De sua vez, Mendonça de Barros avaliou que boa parte do planeta vive um cenário de inflação alta, que deverá ser contida nos próximos meses à custa de recessão em vários países desenvolvidos. “Para o ano que vem, prevemos que a desaceleração das atividades vai provocar uma redução na procura por comodities, o que naturalmente vai levar a uma queda nos preços”, disse o economista. Por outro lado, observou, “como o Brasil é muito grande, já reúne diferentes experiências. É infinito, por exemplo, o que se pode fazer com a integração lavoura-pastagem. O agro é um dos poucos setores que está do lado do sol”.
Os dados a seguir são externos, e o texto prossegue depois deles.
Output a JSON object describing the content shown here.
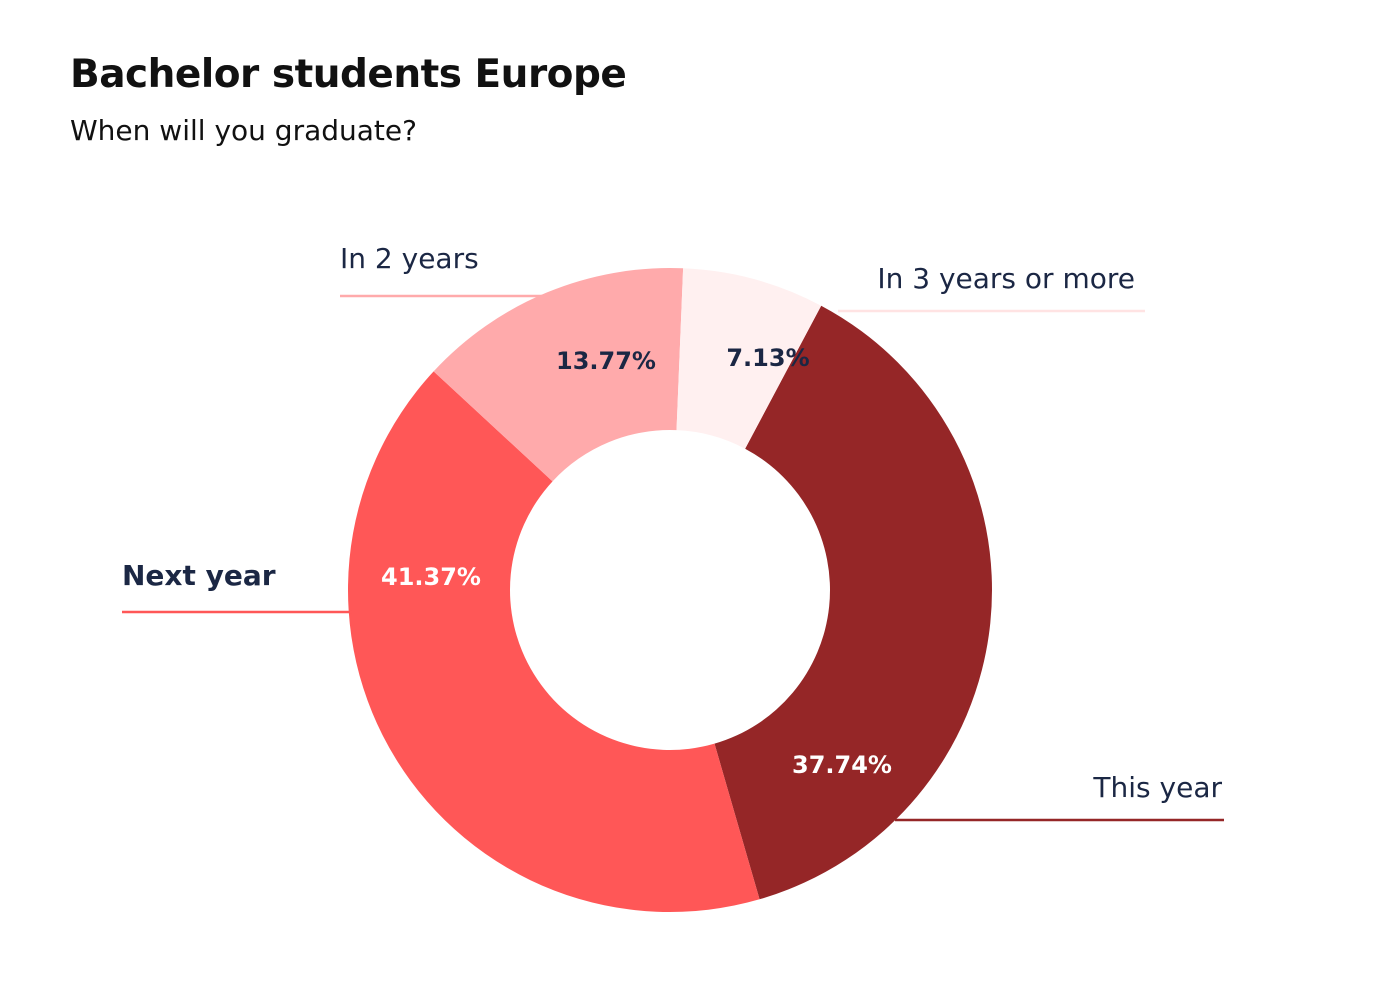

Mendonça de Barros destacou também a importância de aprimorar a governança do setor privado. “O desenvolvimento tecnológico está transformando a agricultura no equivalente ao que se chama de indústria 4.0. O processo de produção é cada vez mais uma amálgama bastante complexa de recursos naturais e tecnologia, com alto consumo de equipamentos do setor industrial e de serviços. Só que a nossa governança privada é feita ainda em setor primário, secundário e terciário. Isso não existe mais no mundo moderno. O grande desafio, antes de falar com o governo, é o segmento privado olhar para si mesmo.”

Espaço para crescer

Teresa Cristina Vendramini, presidente da Sociedade Rural Brasileira, acaba de voltar de uma viagem por uma série de países árabes, do Oriente Médio e da África. “Vimos um cenário de insegurança alimentar, sustentada pelo fato de a guerra estar presente na rotina desses países, um problema que não bate às nossas portas. Esses países querem comprar de tudo o que pudermos produzir.”
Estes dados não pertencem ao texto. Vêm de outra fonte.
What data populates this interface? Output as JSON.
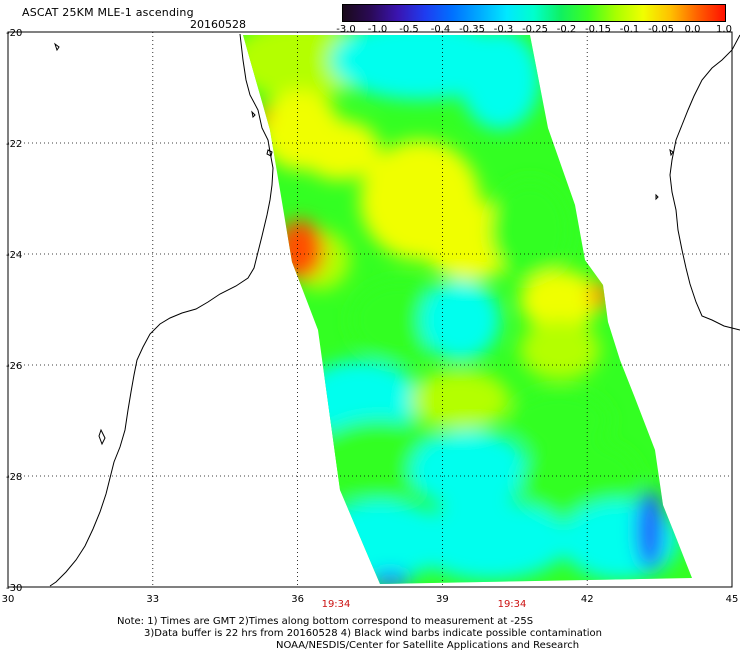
{
  "header": {
    "title": "ASCAT 25KM MLE-1 ascending",
    "date": "20160528"
  },
  "colorbar": {
    "tick_labels": [
      "-3.0",
      "-1.0",
      "-0.5",
      "-0.4",
      "-0.35",
      "-0.3",
      "-0.25",
      "-0.2",
      "-0.15",
      "-0.1",
      "-0.05",
      "0.0",
      "1.0"
    ],
    "gradient_colors": [
      "#1a0a1a",
      "#2a0a55",
      "#3a14b0",
      "#1f3cf0",
      "#0070ff",
      "#00aaff",
      "#00e8ff",
      "#00ffcc",
      "#10f060",
      "#40ff20",
      "#a8ff00",
      "#f0ff00",
      "#ffc000",
      "#ff6000",
      "#ff1000"
    ]
  },
  "map": {
    "lon_labels": [
      "30",
      "33",
      "36",
      "39",
      "42",
      "45"
    ],
    "lat_labels": [
      "-20",
      "-22",
      "-24",
      "-26",
      "-28",
      "-30"
    ],
    "lon_range": [
      30,
      45
    ],
    "lat_range": [
      -30,
      -20
    ],
    "grid": "dotted",
    "swath_colors": {
      "blue": "#1a66ff",
      "cyan": "#00ffee",
      "green": "#33ff22",
      "lime": "#b4ff00",
      "yellow": "#f0ff00",
      "orange": "#ff8800",
      "red": "#ff5000"
    }
  },
  "times": [
    "19:34",
    "19:34"
  ],
  "note": {
    "line1": "Note: 1) Times are GMT 2)Times along bottom correspond to measurement at -25S",
    "line2": "3)Data buffer is 22 hrs from 20160528 4) Black wind barbs indicate possible contamination",
    "line3": "NOAA/NESDIS/Center for Satellite Applications and Research"
  }
}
Teresa Cristina disse que o agronegócio tem grandes desafios, mas também já conseguiu avançar bastante nos últimos anos. Citou o caso do frango: “Há 20 anos, o país demorava 55 dias para produzir um frango de 2,5 quilos. Hoje leva 42 dias para produzir um frango de 3,5 quilos. Houve um avanço muito grande, e esse é apenas um dos exemplos”.

Por sua vez, Hartung lembrou que a evolução tecnológica do setor ainda é desigual. “Quando olhamos para os últimos 50 anos, percebemos que um pequeno número de propriedades alcançou um novo padrão de produtividade. Temos mais de 4 milhões de propriedades que não foram atingidas pela modernização. Esse é um espaço para crescer, sem derrubar uma árvore sequer. Para isso, o setor produtivo precisa pressionar os gestores de políticas públicas.”
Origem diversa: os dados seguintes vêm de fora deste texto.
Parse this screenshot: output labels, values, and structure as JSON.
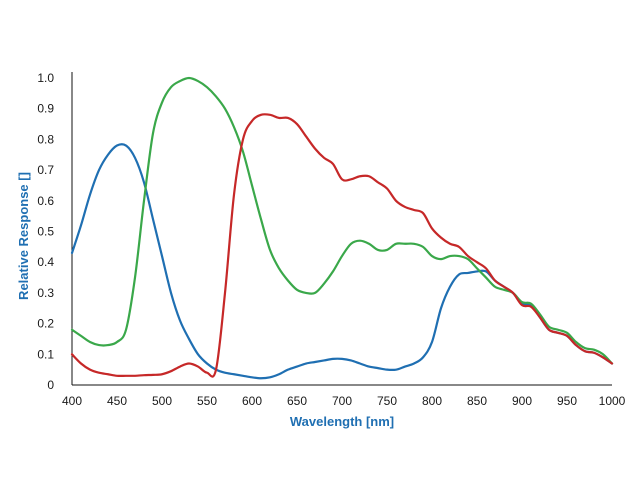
{
  "chart_data": {
    "type": "line",
    "title": "",
    "xlabel": "Wavelength [nm]",
    "ylabel": "Relative Response []",
    "xlim": [
      400,
      1000
    ],
    "ylim": [
      0,
      1.0
    ],
    "x_ticks": [
      "400",
      "450",
      "500",
      "550",
      "600",
      "650",
      "700",
      "750",
      "800",
      "850",
      "900",
      "950",
      "1000"
    ],
    "y_ticks": [
      "0",
      "0.1",
      "0.2",
      "0.3",
      "0.4",
      "0.5",
      "0.6",
      "0.7",
      "0.8",
      "0.9",
      "1.0"
    ],
    "grid": false,
    "legend": "none",
    "colors": {
      "axis_title": "#1f6fb2",
      "blue": "#1f6fb2",
      "green": "#3aa84a",
      "red": "#c62828"
    },
    "series": [
      {
        "color": "#1f6fb2",
        "x": [
          400,
          410,
          420,
          430,
          440,
          450,
          460,
          470,
          480,
          490,
          500,
          510,
          520,
          530,
          540,
          550,
          560,
          570,
          580,
          590,
          600,
          610,
          620,
          630,
          640,
          650,
          660,
          670,
          680,
          690,
          700,
          710,
          720,
          730,
          740,
          750,
          760,
          770,
          780,
          790,
          800,
          810,
          820,
          830,
          840,
          850,
          860,
          870,
          880,
          890,
          900,
          910,
          920,
          930,
          940,
          950,
          960,
          970,
          980,
          990,
          1000
        ],
        "y": [
          0.43,
          0.52,
          0.62,
          0.7,
          0.75,
          0.78,
          0.78,
          0.74,
          0.66,
          0.54,
          0.42,
          0.3,
          0.21,
          0.15,
          0.1,
          0.07,
          0.05,
          0.04,
          0.035,
          0.03,
          0.025,
          0.022,
          0.025,
          0.035,
          0.05,
          0.06,
          0.07,
          0.075,
          0.08,
          0.085,
          0.085,
          0.08,
          0.07,
          0.06,
          0.055,
          0.05,
          0.05,
          0.06,
          0.07,
          0.09,
          0.14,
          0.25,
          0.32,
          0.36,
          0.365,
          0.37,
          0.37,
          0.34,
          0.32,
          0.3,
          0.265,
          0.26,
          0.22,
          0.18,
          0.17,
          0.16,
          0.13,
          0.11,
          0.105,
          0.09,
          0.07
        ]
      },
      {
        "color": "#3aa84a",
        "x": [
          400,
          410,
          420,
          430,
          440,
          450,
          460,
          470,
          480,
          490,
          500,
          510,
          520,
          530,
          540,
          550,
          560,
          570,
          580,
          590,
          600,
          610,
          620,
          630,
          640,
          650,
          660,
          670,
          680,
          690,
          700,
          710,
          720,
          730,
          740,
          750,
          760,
          770,
          780,
          790,
          800,
          810,
          820,
          830,
          840,
          850,
          860,
          870,
          880,
          890,
          900,
          910,
          920,
          930,
          940,
          950,
          960,
          970,
          980,
          990,
          1000
        ],
        "y": [
          0.18,
          0.16,
          0.14,
          0.13,
          0.13,
          0.14,
          0.18,
          0.35,
          0.6,
          0.82,
          0.92,
          0.97,
          0.99,
          1.0,
          0.99,
          0.97,
          0.94,
          0.9,
          0.84,
          0.76,
          0.65,
          0.54,
          0.44,
          0.38,
          0.34,
          0.31,
          0.3,
          0.3,
          0.33,
          0.37,
          0.42,
          0.46,
          0.47,
          0.46,
          0.44,
          0.44,
          0.46,
          0.46,
          0.46,
          0.45,
          0.42,
          0.41,
          0.42,
          0.42,
          0.41,
          0.38,
          0.35,
          0.32,
          0.31,
          0.3,
          0.27,
          0.265,
          0.23,
          0.19,
          0.18,
          0.17,
          0.14,
          0.12,
          0.115,
          0.1,
          0.07
        ]
      },
      {
        "color": "#c62828",
        "x": [
          400,
          410,
          420,
          430,
          440,
          450,
          460,
          470,
          480,
          490,
          500,
          510,
          520,
          530,
          540,
          550,
          560,
          570,
          580,
          590,
          600,
          610,
          620,
          630,
          640,
          650,
          660,
          670,
          680,
          690,
          700,
          710,
          720,
          730,
          740,
          750,
          760,
          770,
          780,
          790,
          800,
          810,
          820,
          830,
          840,
          850,
          860,
          870,
          880,
          890,
          900,
          910,
          920,
          930,
          940,
          950,
          960,
          970,
          980,
          990,
          1000
        ],
        "y": [
          0.1,
          0.07,
          0.05,
          0.04,
          0.035,
          0.03,
          0.03,
          0.03,
          0.032,
          0.033,
          0.035,
          0.045,
          0.06,
          0.07,
          0.06,
          0.04,
          0.05,
          0.3,
          0.62,
          0.8,
          0.86,
          0.88,
          0.88,
          0.87,
          0.87,
          0.85,
          0.81,
          0.77,
          0.74,
          0.72,
          0.67,
          0.67,
          0.68,
          0.68,
          0.66,
          0.64,
          0.6,
          0.58,
          0.57,
          0.56,
          0.51,
          0.48,
          0.46,
          0.45,
          0.42,
          0.4,
          0.38,
          0.34,
          0.32,
          0.3,
          0.26,
          0.255,
          0.22,
          0.18,
          0.17,
          0.16,
          0.13,
          0.11,
          0.105,
          0.09,
          0.07
        ]
      }
    ]
  }
}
Hartung observou que o Brasil vive um momento delicado, com algumas encruzilhadas nacionais e internacionais, mas precisa ter a capacidade de enxergar as oportunidades. “Como o brasileiro gosta de dizer, tem muita bola na cara do gol, e sem goleiro. Na história do Brasil, já vimos essa cena muitas vezes, mas acabamos chutando a bola para fora. Precisamos mudar esse roteiro”, disse. “A descarbonização é uma enorme oportunidade para o país, não um problema. Temos a maior floresta tropical e a maior biodiversidade do planeta. O que precisamos é transformar todo esse potencial em oportunidade”, afirmou.